A retired consultant with an MBA from the University of Chicago, Campbell and his family had moved in 2011 from Tennessee to Glenwood, Minnesota, where his obstetrician-gynecologist wife would head up her own practice. Cheerful, 67, and with an Arkansas lilt, Campbell says that he and his family are the only African Americans in Glenwood, a population of about 2,600. Soon after the family had settled in, a Rotarian invited Campbell to lunch and suggested that he join the local Rotary club.

“I researched Rotary,” Campbell says. “The organization believes in Service Above Self, it has been a longtime partner of the United Nations, and it has worked tirelessly to eradicate polio worldwide. It was a beautiful vision that excited me.”

“Paul Harris had a vision of an organization that was diverse,” says Lloyd Campbell, governor-elect of District 5950, “and it’s up to us to implement that.”

Photo credit: Tim Gruber

A few months later, Campbell attended a district meeting to see, as he puts it, “what this Rotary thing was all about.” He hoped that the gathering would connect him with the kind of youth, vigor, and diversity that he’d seen on Rotary.org.

At the general session, Campbell was seated at a table with members of various clubs. When he introduced himself, the last Rotarian to whom he extended his hand looked Campbell in the eye and said, “You would not be allowed membership in my club.”

“It didn’t really shock me,” Campbell says and laughs. “I’m from Arkansas; worse things have been said to me. But Rotary has diversity written into its core values.
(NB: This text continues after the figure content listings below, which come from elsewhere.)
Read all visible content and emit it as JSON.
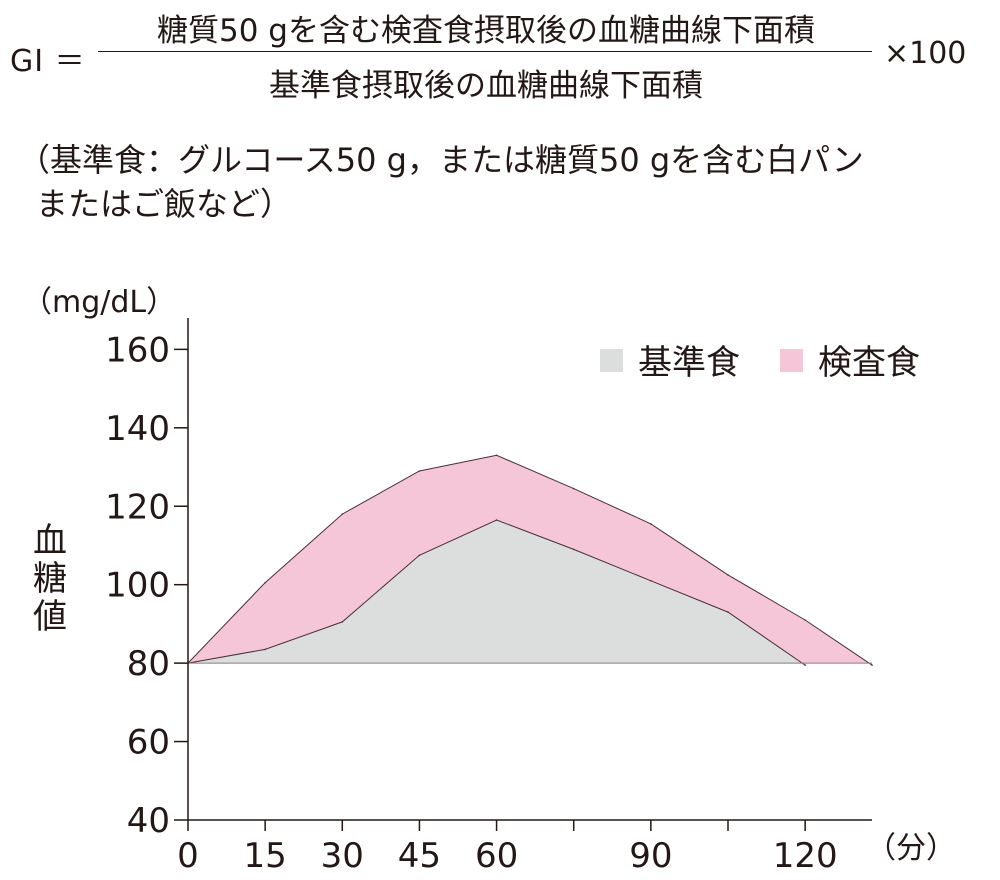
{
  "formula": {
    "lhs": "GI ＝",
    "numerator": "糖質50 gを含む検査食摂取後の血糖曲線下面積",
    "denominator": "基準食摂取後の血糖曲線下面積",
    "multiplier": "×100"
  },
  "note": {
    "line1": "（基準食：グルコース50 g，または糖質50 gを含む白パン",
    "line2": "またはご飯など）"
  },
  "chart_data": {
    "type": "area",
    "ylabel": "血糖値",
    "yunit": "（mg/dL）",
    "xunit": "（分）",
    "ylim": [
      40,
      168
    ],
    "xlim": [
      0,
      133
    ],
    "y_ticks": [
      40,
      60,
      80,
      100,
      120,
      140,
      160
    ],
    "x_ticks": [
      0,
      15,
      30,
      45,
      60,
      75,
      90,
      105,
      120
    ],
    "x_tick_labels": [
      "0",
      "15",
      "30",
      "45",
      "60",
      "",
      "90",
      "",
      "120"
    ],
    "baseline": 80,
    "legend_position": "top-right",
    "series": [
      {
        "name": "検査食",
        "color": "#f5c6d8",
        "x": [
          0,
          15,
          30,
          45,
          60,
          75,
          90,
          105,
          120,
          133
        ],
        "values": [
          80,
          100.5,
          118,
          129,
          133,
          124.5,
          115.5,
          102.5,
          91,
          79.5
        ]
      },
      {
        "name": "基準食",
        "color": "#dcdddd",
        "x": [
          0,
          15,
          30,
          45,
          60,
          75,
          90,
          105,
          120
        ],
        "values": [
          80,
          83.5,
          90.5,
          107.5,
          116.5,
          109,
          101,
          93,
          79.5
        ]
      }
    ]
  }
}
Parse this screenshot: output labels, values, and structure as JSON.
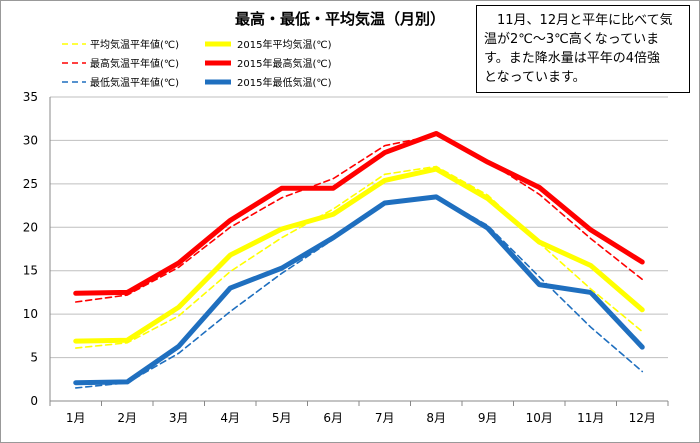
{
  "chart_data": {
    "type": "line",
    "title": "最高・最低・平均気温（月別）",
    "categories": [
      "1月",
      "2月",
      "3月",
      "4月",
      "5月",
      "6月",
      "7月",
      "8月",
      "9月",
      "10月",
      "11月",
      "12月"
    ],
    "ylim": [
      0,
      35
    ],
    "yticks": [
      0,
      5,
      10,
      15,
      20,
      25,
      30,
      35
    ],
    "grid": true,
    "legend_position": "top-left",
    "series": [
      {
        "name": "平均気温平年値(℃)",
        "style": "dashed",
        "color": "#ffff00",
        "values": [
          6.1,
          6.7,
          9.8,
          14.9,
          18.8,
          22.1,
          26.1,
          27.0,
          23.7,
          18.2,
          12.9,
          8.0
        ]
      },
      {
        "name": "2015年平均気温(℃)",
        "style": "solid",
        "color": "#ffff00",
        "values": [
          6.9,
          7.0,
          10.8,
          16.8,
          19.8,
          21.5,
          25.4,
          26.7,
          23.3,
          18.3,
          15.6,
          10.5
        ]
      },
      {
        "name": "最高気温平年値(℃)",
        "style": "dashed",
        "color": "#ff0000",
        "values": [
          11.4,
          12.2,
          15.4,
          20.0,
          23.4,
          25.6,
          29.4,
          30.6,
          27.6,
          23.8,
          18.7,
          14.0
        ]
      },
      {
        "name": "2015年最高気温(℃)",
        "style": "solid",
        "color": "#ff0000",
        "values": [
          12.4,
          12.5,
          15.9,
          20.8,
          24.5,
          24.5,
          28.6,
          30.8,
          27.5,
          24.6,
          19.7,
          16.0
        ]
      },
      {
        "name": "最低気温平年値(℃)",
        "style": "dashed",
        "color": "#1f6fbf",
        "values": [
          1.5,
          2.1,
          5.5,
          10.3,
          14.7,
          18.6,
          22.8,
          23.6,
          20.2,
          14.3,
          8.5,
          3.4
        ]
      },
      {
        "name": "2015年最低気温(℃)",
        "style": "solid",
        "color": "#1f6fbf",
        "values": [
          2.1,
          2.2,
          6.3,
          13.0,
          15.3,
          18.8,
          22.8,
          23.5,
          19.9,
          13.4,
          12.5,
          6.2
        ]
      }
    ]
  },
  "note": {
    "lines": [
      "　11月、12月と平年に比べて気",
      "温が2℃〜3℃高くなっていま",
      "す。また降水量は平年の4倍強",
      "となっています。"
    ]
  }
}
And the remarkable thing is that there was no shock on the other faces at the table. Not one of them had the courage to speak up and say, ‘That is not Rotary.’” Campbell thought, “Wow. Maybe Rotary is not what I thought it would be.”

Now, 10 years later, Lloyd Campbell will be sworn in as governor of District 5950 in July. What happened? “I never thought of walking out,” Campbell explains. “The way my brain works, I like to solve problems.”

Shortly after that awkward moment when he’d been rebuffed at the district meeting, a group of Rotarians two tables away approached him and welcomed him warmly; many of them are now his close friends. He could see that “most of the people there were probably inclusive, but I happened to have sat at the table that was not.” And everyone in that room was there because, he says, “they wanted to do good. Well, when you see that potential you try to make it a reality. You try to turn it into something for the community.”

And he has. Campbell built his club a website, restored its Rotary Youth Exchange program, and served as its president. He earned a Rotarian of the Year award from his club, an Outstanding Volunteer award from the Glenwood Lakes Area Chamber of Commerce, and two Service Above Self awards.

One of Campbell’s goals as governor will be to increase membership, which he says happens naturally when you improve inclusion. Attracting female, young, LGBTQ, and minority members, he says, requires more than just inviting them to a meeting. It requires that those meetings feel safe and welcoming for all.

“Rotary is in transition,” Campbell says, “Paul Harris had a vision of an organization that was diverse, and it’s up to us to implement that. If you can look at an organization and feel that the dream is there, then you stick around to make that dream a reality. That’s why I’m still a Rotarian.”

Rotary is committed to exemplifying and embracing diversity, equity, and inclusion (DEI) in everything we do.